"Nişanlıydı... Son günlerde yaşadıkları inanılmazdı... İki katlı ahşap binanın alt katındaki geniş salonda, nişanlısının annesi ve babası vardı.
Aslında deliler gibi aşıktı nişanlısına... Bir yandan, buhranlar içindeki düşüncesiyle boğuşuyor bir yandan da hayallerini nişan takılmadan önceki günlerine dönebilmek için zorluyordu...

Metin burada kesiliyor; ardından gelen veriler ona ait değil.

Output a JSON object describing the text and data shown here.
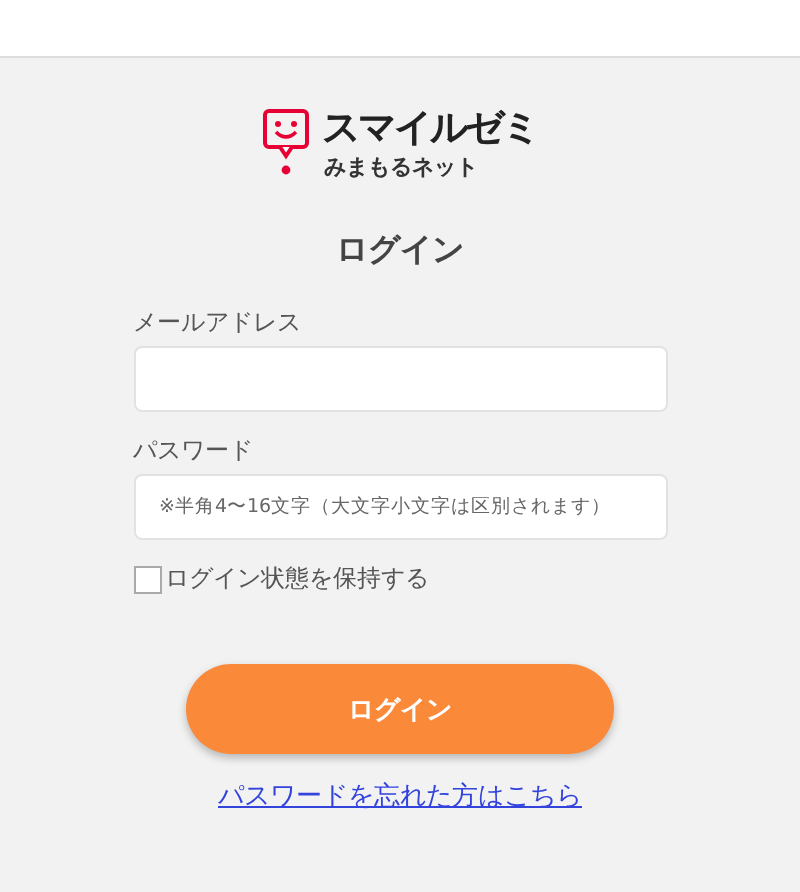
{
  "logo": {
    "brand": "スマイルゼミ",
    "subtitle": "みまもるネット"
  },
  "title": "ログイン",
  "fields": [
    {
      "label": "メールアドレス"
    },
    {
      "label": "パスワード",
      "placeholder": "※半角4〜16文字（大文字小文字は区別されます）"
    }
  ],
  "remember": {
    "label": "ログイン状態を保持する",
    "checked": false
  },
  "submit": "ログイン",
  "forgot_link": "パスワードを忘れた方はこちら"
}
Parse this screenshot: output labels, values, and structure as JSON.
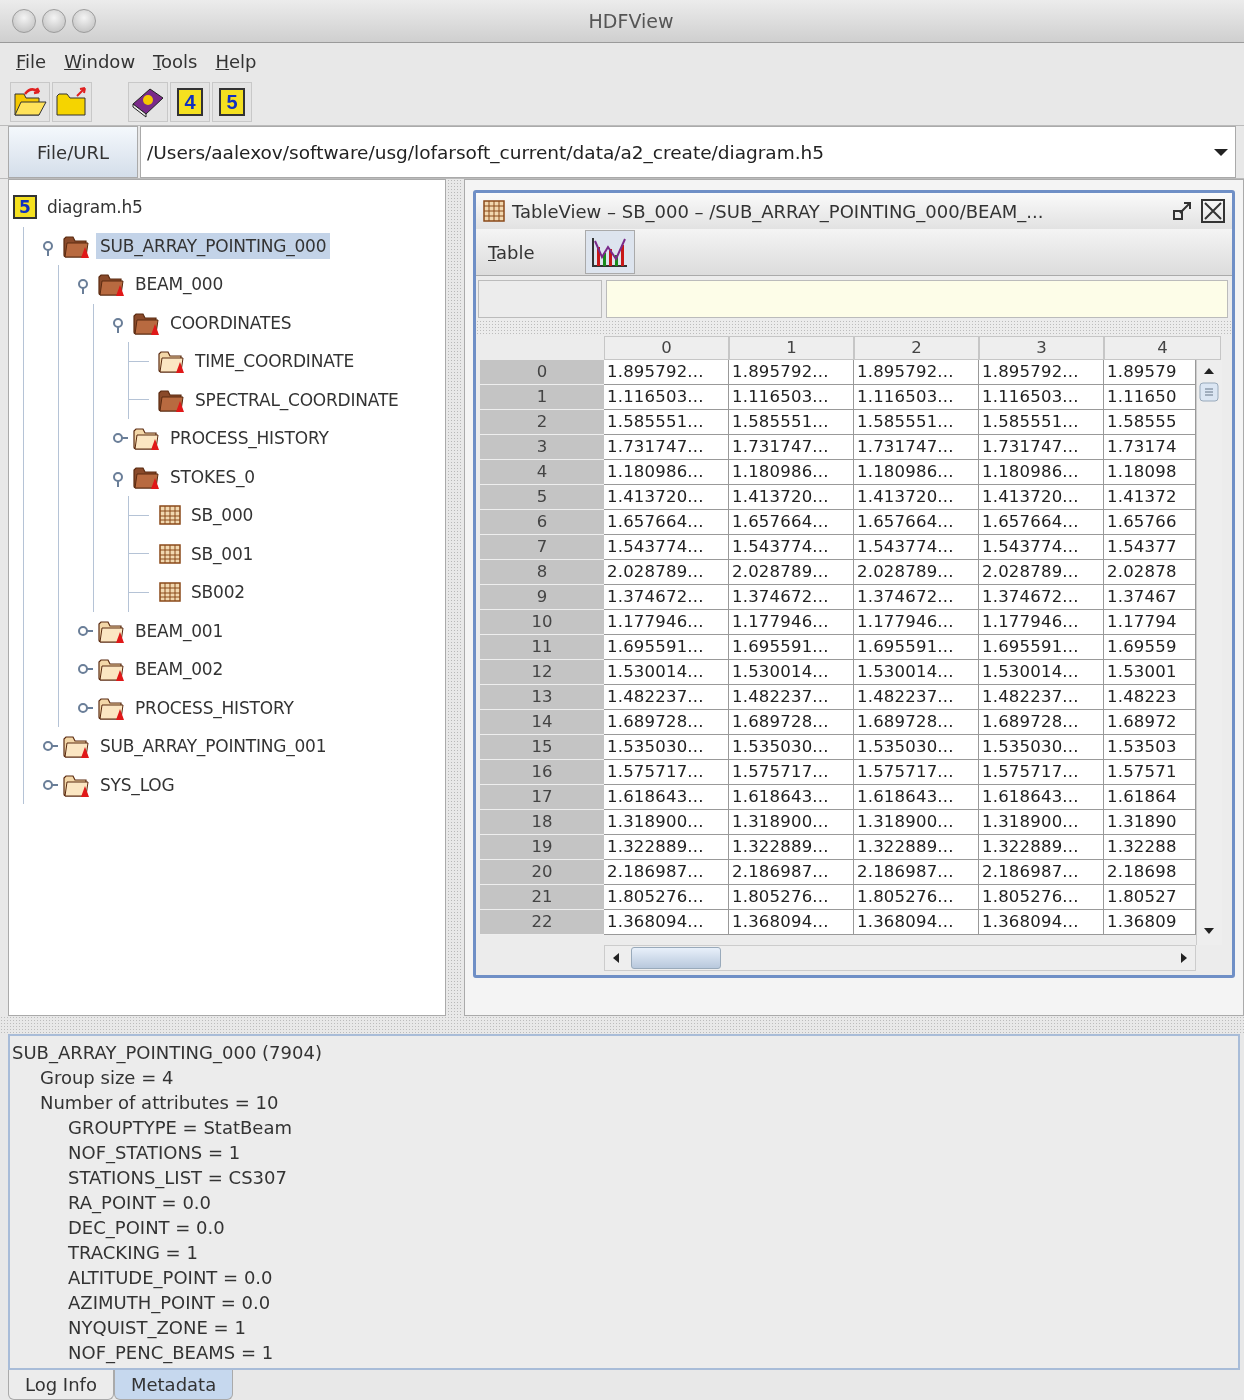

Odasına çekilmiş ve kapısını üzerine kilitlemişti. Misafirlerin yanına inmesi gerektiğini biliyordu aslında; fakat inmiyordu her nedense... Kafasının içinde hapsettiği ve dışarıya sızmasına asla izin vermediği sıkıntıların kıskacında sıkışıp kalmıştı. Yasin'i seviyordu hala... Duygularındaki yoğunluk, sevdasının belgesi gibiydi.
Bütün bunlara rağmen, evlerine düğün gününü kararlaştırmak için gelenlerin yanlarına inmeyişi, diğer yandan parmağındaki nişan yüzüğünü yorgun uğraşlarla bir an önce çıkarmak için acele edişi, inanılmazdı... Nihayet parmağındaki yüzüğü çıkardı. Avucunun içine aldığı yüzüğü seyrederken içli bir soluk tazeledi. Sıra kulağındaki küpelerle kolundaki bileziklerdeydi..."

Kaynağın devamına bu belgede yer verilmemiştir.